[Python-Dev] test_gzip/test_tarfile failure om AMD64

Mon May 29 22:31:08 CEST 2006

[Guido]
>>> I think we should do as Thomas proposes: plan to make it an error in
>>> 2.6 (or 2.7 if there's a big outcry, which I don't expect) and accept
>>> it with a warning in 2.5.

[Tim]
>> That's what I arrived at, although 2.4.3's checking behavior is
>> actually so inconsistent that "it" needs some defining (what exactly
>> are we trying to still accept?  e.g., that -1 doesn't trigger "I"
>> complaints but that -1L does above?  that one's surely a bug).

[Guido]
> No, it reflects that (up to 2.3 I believe) 0xffffffff was -1 but
> 0xffffffffL was 4294967295L.

But is it "a bug" _now_?  That's what I mean by "a bug".  To me, this
is simply inexplicable in 2.4 (and 2.5+):

>>> struct.pack("I", -1)  # neither std nor native modes complain
'\xff\xff\xff\xff'
>>> struct.pack(">I", -1)
'\xff\xff\xff\xff'

>>> struct.pack("I", -1L)  # but both complain if the input is long
Traceback (most recent call last):
 File "<stdin>", line 1, in ?
OverflowError: can't convert negative value to unsigned long
>>> struct.pack(">I", -1L)
Traceback (most recent call last):
 File "<stdin>", line 1, in ?
OverflowError: can't convert negative value to unsigned long

Particulary for the standard modes, the behavior also varies across
platforms (i.e., it wasn't true in any version of Python that
0xffffffff == -1 on most 64-bit boxes, and to have "standard mode"
behavior vary according to platform isn't particularly standard :-)).

>> To be clear, Thomas proposed "accepting it" (whatever that means) until 3.0.

> Fine with me.

So who has a definition for what "it" means?  I don't.  Does every
glitch have to be reproduced across the cross product of platform X
format-code X input-type X native-vs-standard X
direction-of-out-of-range?

Or would people be happier if struct simply never checked for
out-of-bounds?  At least the latter is doable with finite effort, and
is also explainable ("for an integral code of N bytes, pack() stores
the least-significant N bytes of the input viewed as a 2's-complement
integer").  I'd be happier with that than with something that can't be
explained short of exhaustive listing of cases across 5 dimensions.
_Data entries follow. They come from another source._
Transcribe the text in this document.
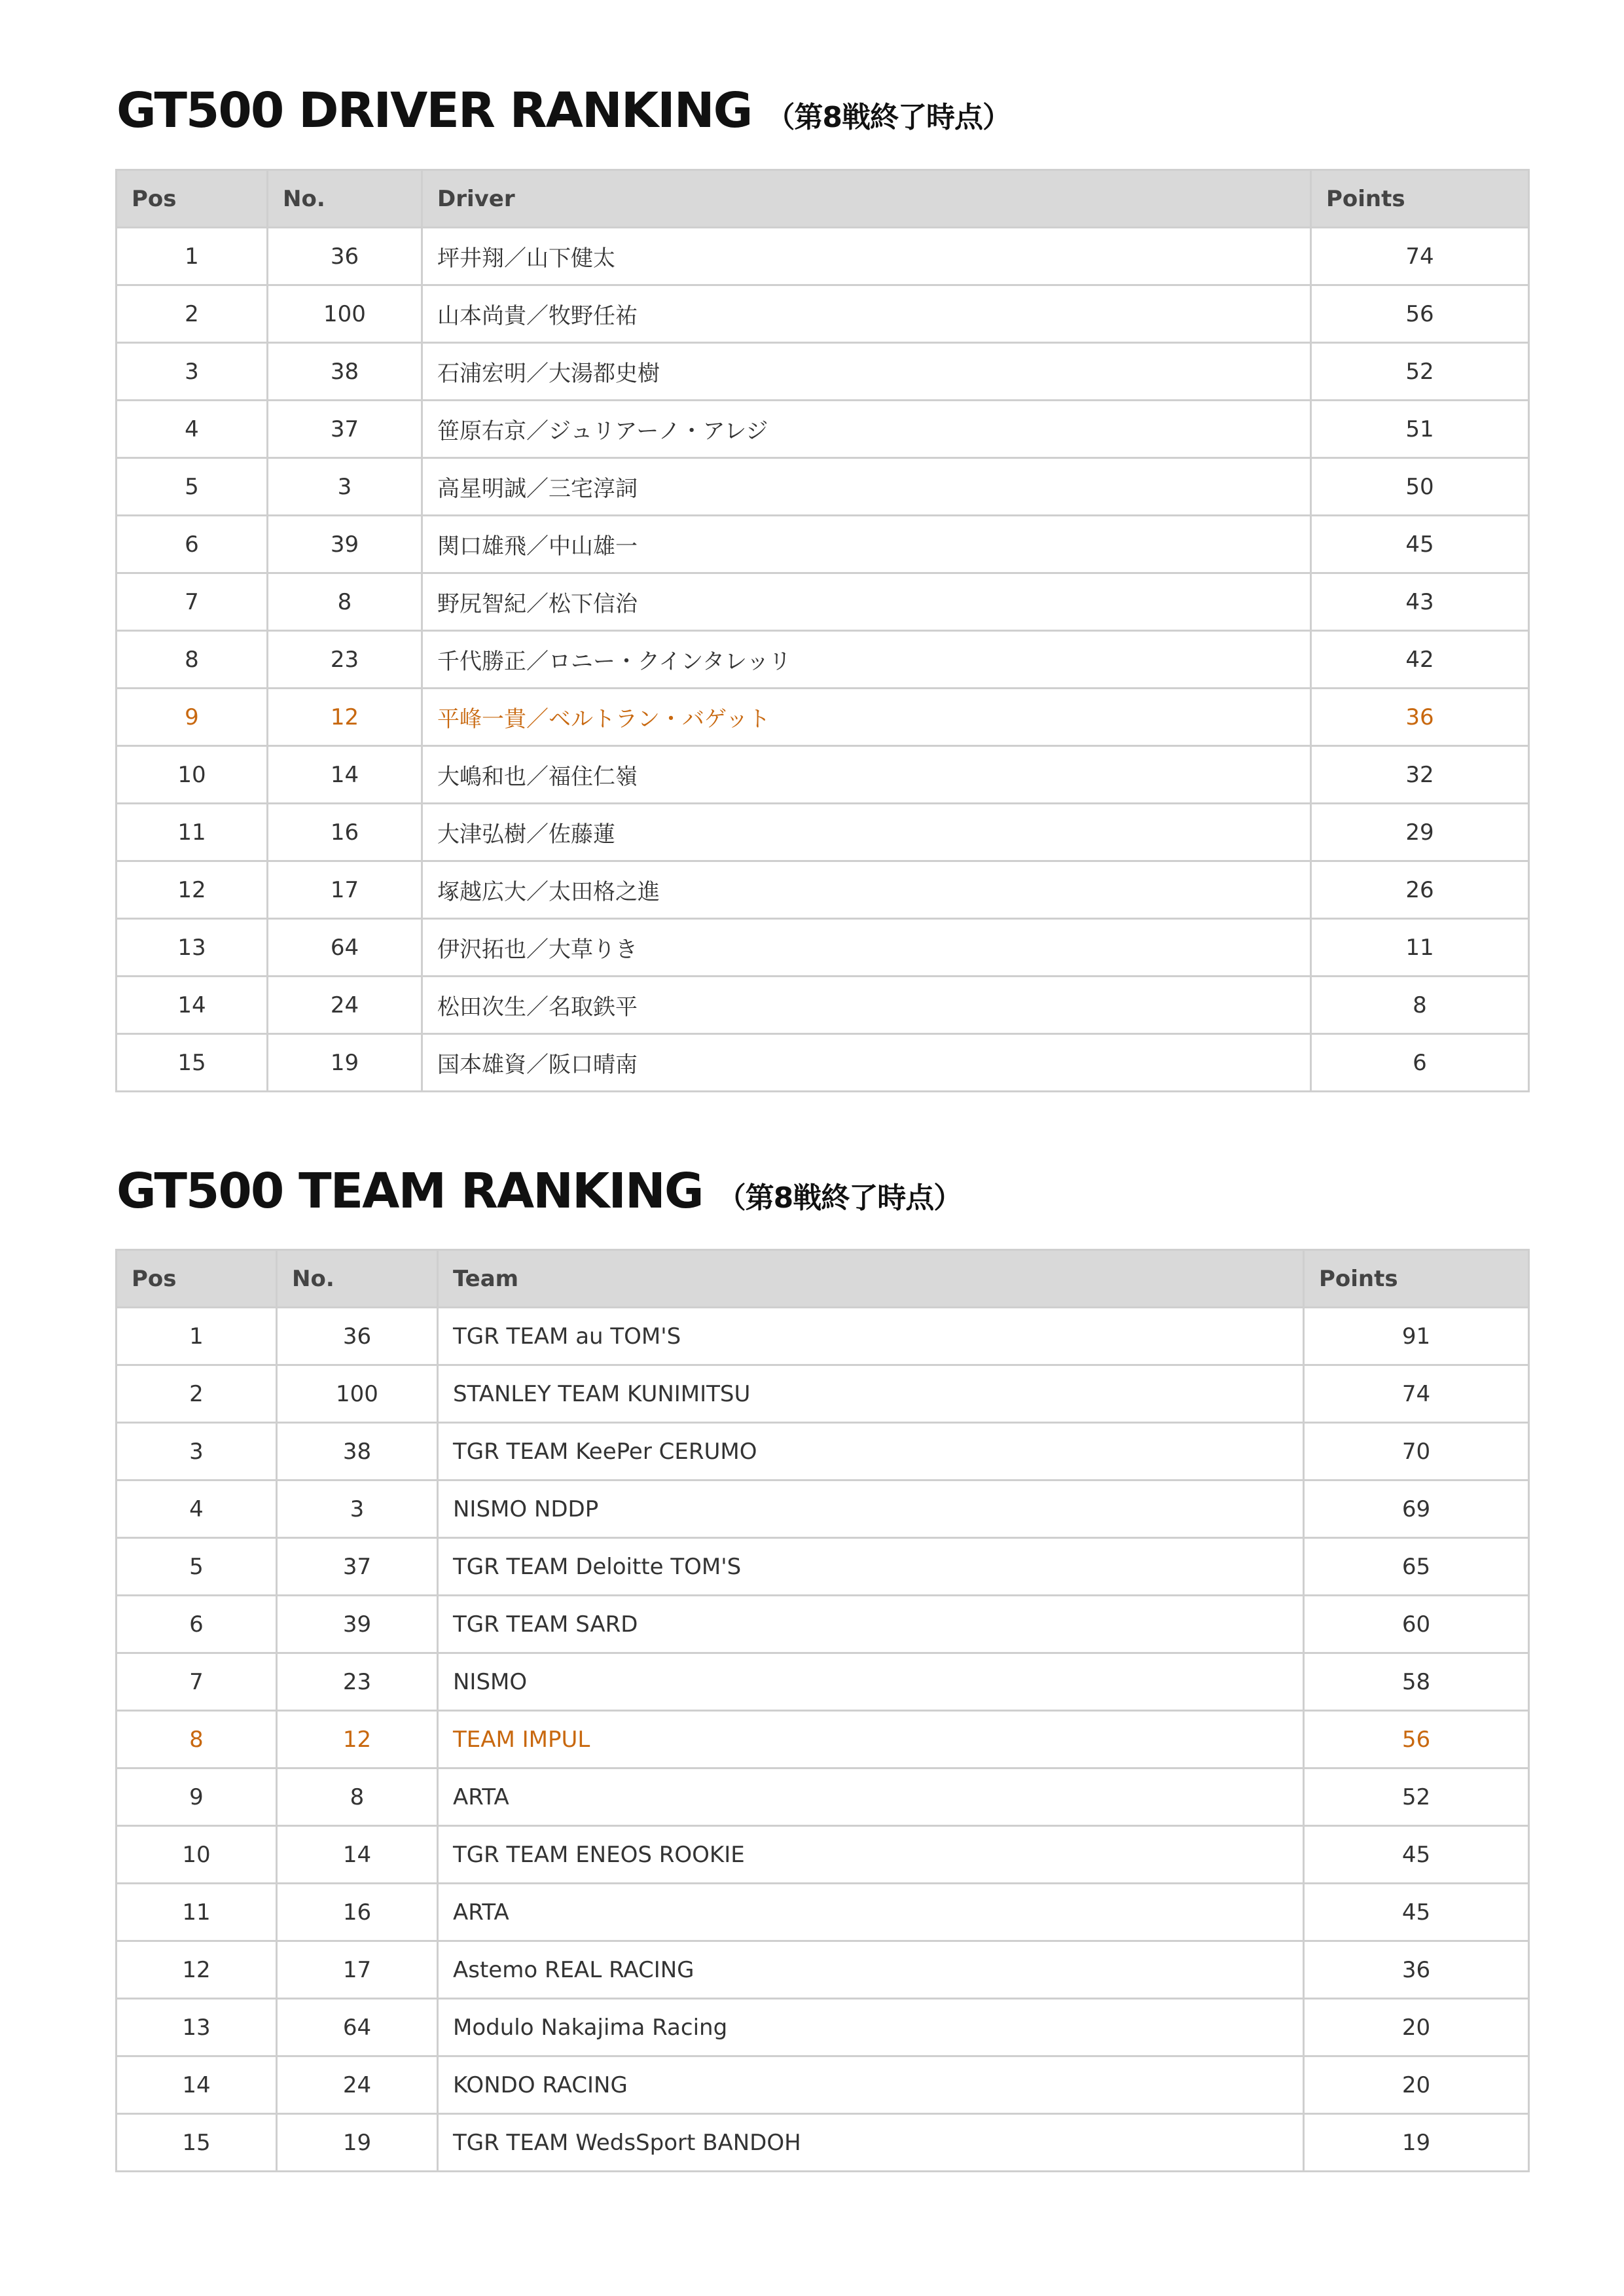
GT500 DRIVER RANKING （第8戦終了時点）
Pos	No.	Driver	Points
1	36	坪井翔／山下健太	74
2	100	山本尚貴／牧野任祐	56
3	38	石浦宏明／大湯都史樹	52
4	37	笹原右京／ジュリアーノ・アレジ	51
5	3	高星明誠／三宅淳詞	50
6	39	関口雄飛／中山雄一	45
7	8	野尻智紀／松下信治	43
8	23	千代勝正／ロニー・クインタレッリ	42
9	12	平峰一貴／ベルトラン・バゲット	36
10	14	大嶋和也／福住仁嶺	32
11	16	大津弘樹／佐藤蓮	29
12	17	塚越広大／太田格之進	26
13	64	伊沢拓也／大草りき	11
14	24	松田次生／名取鉄平	8
15	19	国本雄資／阪口晴南	6
GT500 TEAM RANKING （第8戦終了時点）
Pos	No.	Team	Points
1	36	TGR TEAM au TOM'S	91
2	100	STANLEY TEAM KUNIMITSU	74
3	38	TGR TEAM KeePer CERUMO	70
4	3	NISMO NDDP	69
5	37	TGR TEAM Deloitte TOM'S	65
6	39	TGR TEAM SARD	60
7	23	NISMO	58
8	12	TEAM IMPUL	56
9	8	ARTA	52
10	14	TGR TEAM ENEOS ROOKIE	45
11	16	ARTA	45
12	17	Astemo REAL RACING	36
13	64	Modulo Nakajima Racing	20
14	24	KONDO RACING	20
15	19	TGR TEAM WedsSport BANDOH	19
Ditto with saying that for an integral type using N bytes, pack()
accepts any integer in -(2**(8*N-1)) through 2**(8*N)-1, complains
outside that range, and makes no complaining distinctions based on
platform, input type, standard-vs-native mode, signed-or-unsigned
format code, or direction of out-of-range.  That's also explainable.